Indonesia appears likely to press ahead with the executions of nine drug criminals on Tuesday, despite last-ditch appeals by Australia’s foreign minister for a stay of execution so that claims of corruption during the trials of the two Australian prisoners could be investigated.

The families of the Australian convicts paid an anguished final visit to their loved ones on Tuesday, wailing in grief as ambulances carrying empty white coffins arrived at their prison.

Protests in Manila against planned executions

Julie Bishop, Australia’s foreign minister, told news media that she had received a letter from Indonesia on Monday night that offered no indication of a reprieve for Myuran Sukumaran and Andrew Chan.

Earlier on Monday, she had asked for a stay in their executions, saying allegations in the Australian media that their judges had requested money to commute the death sentences were “very serious”.

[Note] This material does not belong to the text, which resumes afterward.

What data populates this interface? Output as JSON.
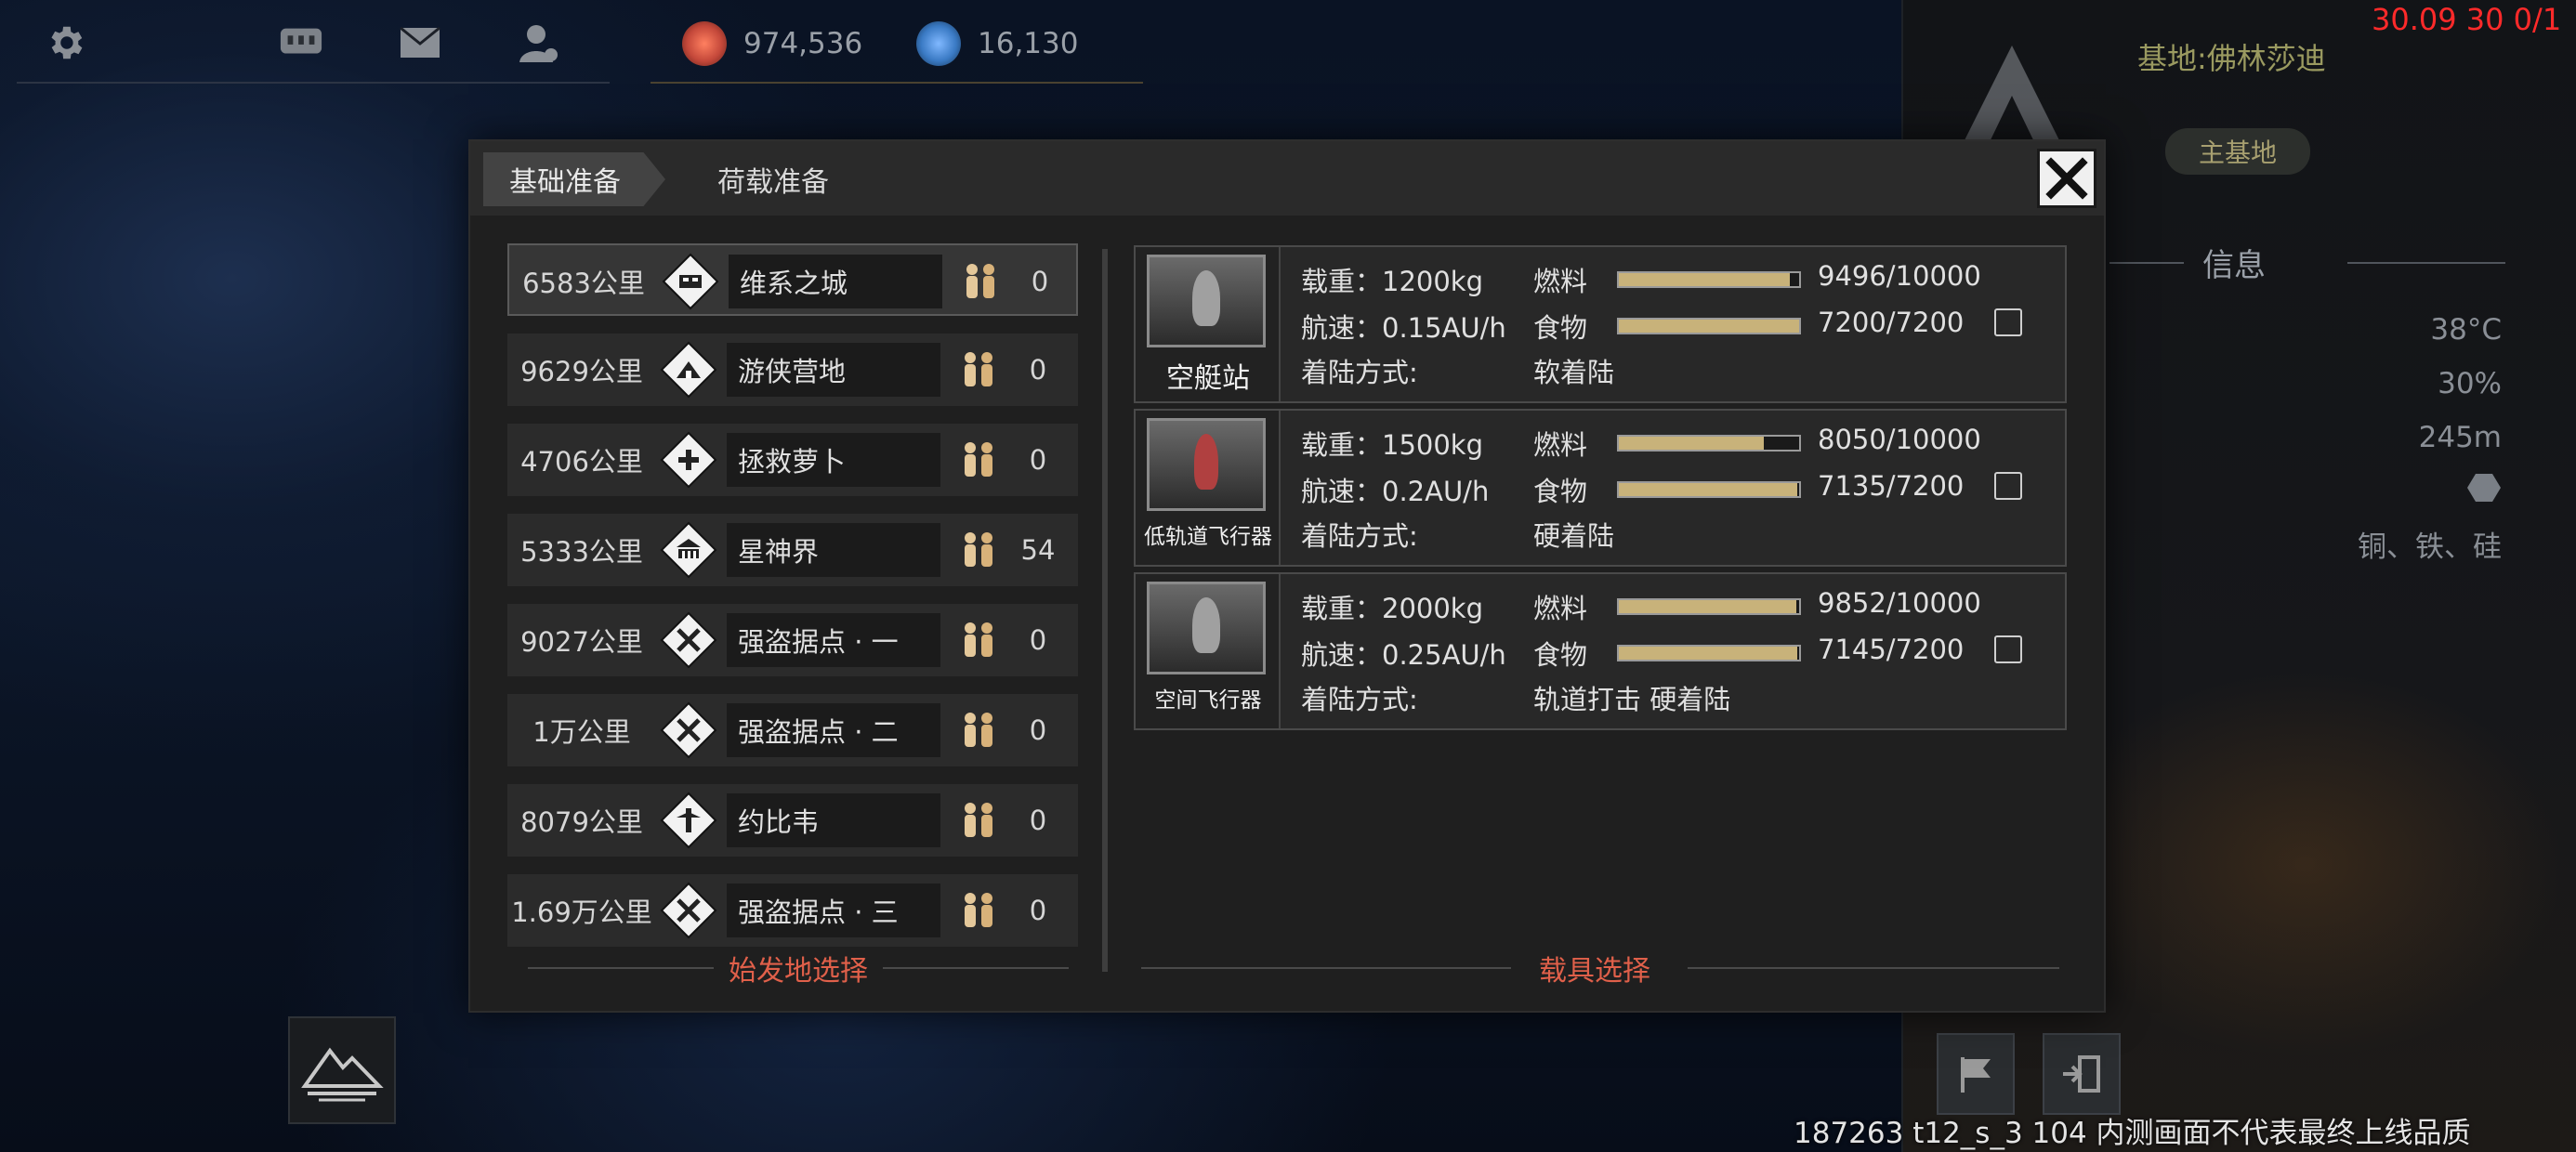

The two are among nine drug convicts, mostly foreigners, who are due to be executed by a firing squad as soon as Tuesday night.

However, Indonesian President Joko Widodo said that such concerns should have been conveyed a decade ago when the case went through the courts.

A former lawyer of the prisoners, Muhammad Rifan, told Australia’s Fairfax Media on Monday that Indonesian judges had requested more than $100,000 in return for prison terms of less than 20 years.

But Rifan said the judges later told him they had been ordered by senior legal and government members in Jakarta to impose a death penalty, so the deal fell through.

Arrested in Bali

The members of the Bali Nine were arrested at the main airport on the holiday island of Bali in April 2005 for trying to smuggle 8.3kg of heroin to Australia.

The Indonesian authorities had been tipped off by Australia’s Federal Police.

The seven other members of the Bali Nine, all Australians, have been jailed in Indonesia but do not face the death penalty.

Armanatha Nasir, a spokesman for Indonesia’s foreign ministry, said Sukumaran and Chan had been given all the legal avenues to challenge their death sentences.

The country’s attorney-general’s office said the executions of all nine people on death row would proceed this week.